[陸上]
海老原有希<Vol.3>「村上幸史との共通点」

 現在、日本のやり投界の第一人者といえば、海老原とともにアジア大会を制した男子の村上幸史である。2009年の世界陸上ベルリン大会で、同種目では日本人初のメダル(銅)を獲得したのは記憶に新しい。アジア大会では83m15の自己ベストを投げ、今年の世界陸上大邱大会、来年のロンドン五輪でのビッグスローに期待が高まっている。海老原にとって村上はスズキ浜松アスリートクラブの先輩にあたる。世界と戦うスロワーから学んだものは何か。

「(去年の)10月に合宿をした時に村上さんに“投げの部分”や“クロス(ステップ)”について質問したんです。すると村上さんは“いや、ラストクロスで構えに入ったところで、もう投げは決まっている。投げ出すところでは結果は変えられない”と。私はそれまでやりを離すところが、“投げの部分”と考えてきました。一般的にもそういう感覚があるはずです。でも村上さんは、その前の構えの部分を重視している。“あぁ、私の感覚はワンテンポ遅いですね”と感じました。これは衝撃的でしたね」

野球経験が原点

 村上と海老原には共通項がいくつかある。まずバックグラウンドに野球経験があることだ。村上は中学時代、速球派投手として鳴らし、地元・愛媛の強豪校から声がかかるほどだった。

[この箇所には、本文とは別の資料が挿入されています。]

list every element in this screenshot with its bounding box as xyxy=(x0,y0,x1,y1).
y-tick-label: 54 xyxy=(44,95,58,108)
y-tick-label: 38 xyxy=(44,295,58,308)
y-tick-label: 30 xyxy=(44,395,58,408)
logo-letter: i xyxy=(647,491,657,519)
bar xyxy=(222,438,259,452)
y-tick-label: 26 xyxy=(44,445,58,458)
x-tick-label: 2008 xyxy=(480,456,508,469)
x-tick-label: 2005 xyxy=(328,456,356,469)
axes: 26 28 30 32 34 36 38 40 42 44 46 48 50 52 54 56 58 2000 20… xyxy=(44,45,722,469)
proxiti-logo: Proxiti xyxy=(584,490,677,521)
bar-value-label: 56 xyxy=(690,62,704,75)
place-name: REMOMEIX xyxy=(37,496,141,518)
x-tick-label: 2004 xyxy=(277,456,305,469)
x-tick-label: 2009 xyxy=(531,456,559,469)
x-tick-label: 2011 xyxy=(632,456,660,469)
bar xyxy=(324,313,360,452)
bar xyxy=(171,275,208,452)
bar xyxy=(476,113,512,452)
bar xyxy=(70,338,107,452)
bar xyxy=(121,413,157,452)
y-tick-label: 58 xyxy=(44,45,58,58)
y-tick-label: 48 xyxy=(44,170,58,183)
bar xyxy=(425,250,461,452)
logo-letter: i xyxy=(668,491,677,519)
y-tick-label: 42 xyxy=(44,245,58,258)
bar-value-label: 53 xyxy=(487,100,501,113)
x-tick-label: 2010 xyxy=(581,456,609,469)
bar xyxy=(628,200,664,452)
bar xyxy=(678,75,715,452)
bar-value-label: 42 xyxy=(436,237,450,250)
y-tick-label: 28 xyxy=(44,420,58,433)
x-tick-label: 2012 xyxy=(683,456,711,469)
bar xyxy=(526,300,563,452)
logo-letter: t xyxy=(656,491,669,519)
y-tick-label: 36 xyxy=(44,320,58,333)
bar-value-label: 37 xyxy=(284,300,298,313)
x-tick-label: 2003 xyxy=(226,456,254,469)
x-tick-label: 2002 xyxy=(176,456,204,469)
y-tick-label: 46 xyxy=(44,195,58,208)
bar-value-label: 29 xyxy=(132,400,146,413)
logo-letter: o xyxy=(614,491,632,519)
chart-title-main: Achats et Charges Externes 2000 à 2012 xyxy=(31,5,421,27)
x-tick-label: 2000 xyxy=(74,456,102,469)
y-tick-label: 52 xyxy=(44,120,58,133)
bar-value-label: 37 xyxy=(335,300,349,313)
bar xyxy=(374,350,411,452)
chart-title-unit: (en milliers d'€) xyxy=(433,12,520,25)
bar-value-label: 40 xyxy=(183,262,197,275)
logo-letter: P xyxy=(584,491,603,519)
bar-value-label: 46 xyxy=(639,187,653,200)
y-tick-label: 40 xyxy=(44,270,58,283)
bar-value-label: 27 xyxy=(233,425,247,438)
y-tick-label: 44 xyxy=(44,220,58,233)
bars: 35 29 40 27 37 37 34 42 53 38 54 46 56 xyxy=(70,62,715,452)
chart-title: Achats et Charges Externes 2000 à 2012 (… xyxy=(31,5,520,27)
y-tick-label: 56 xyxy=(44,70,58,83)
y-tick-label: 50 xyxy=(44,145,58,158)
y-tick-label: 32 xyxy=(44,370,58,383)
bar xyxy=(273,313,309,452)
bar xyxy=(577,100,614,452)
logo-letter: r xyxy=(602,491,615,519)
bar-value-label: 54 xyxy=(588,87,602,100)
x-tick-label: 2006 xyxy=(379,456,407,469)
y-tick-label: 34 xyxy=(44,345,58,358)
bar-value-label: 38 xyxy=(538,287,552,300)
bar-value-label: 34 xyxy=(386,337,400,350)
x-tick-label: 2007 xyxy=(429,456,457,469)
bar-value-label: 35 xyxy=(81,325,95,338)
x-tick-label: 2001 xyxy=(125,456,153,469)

 海老原も小学校時代、軟式野球をしていた。しかも男子を押しのけ、内野のレギュラー。キャプテンまで務めた。
「もちろんボールとやりの投げ方は全く違いますが、肩の使い方を知っていたのは大きかったと思います。だいたいの女子は、いわゆる“女の子投げ”でバックスイングして投げる動きができない。その点ではやり投を始める時にスムーズに入れました」

 やり投を始めたのは高校から。しかしみるみる力をつけ、高校2年でインターハイ準優勝をおさめた。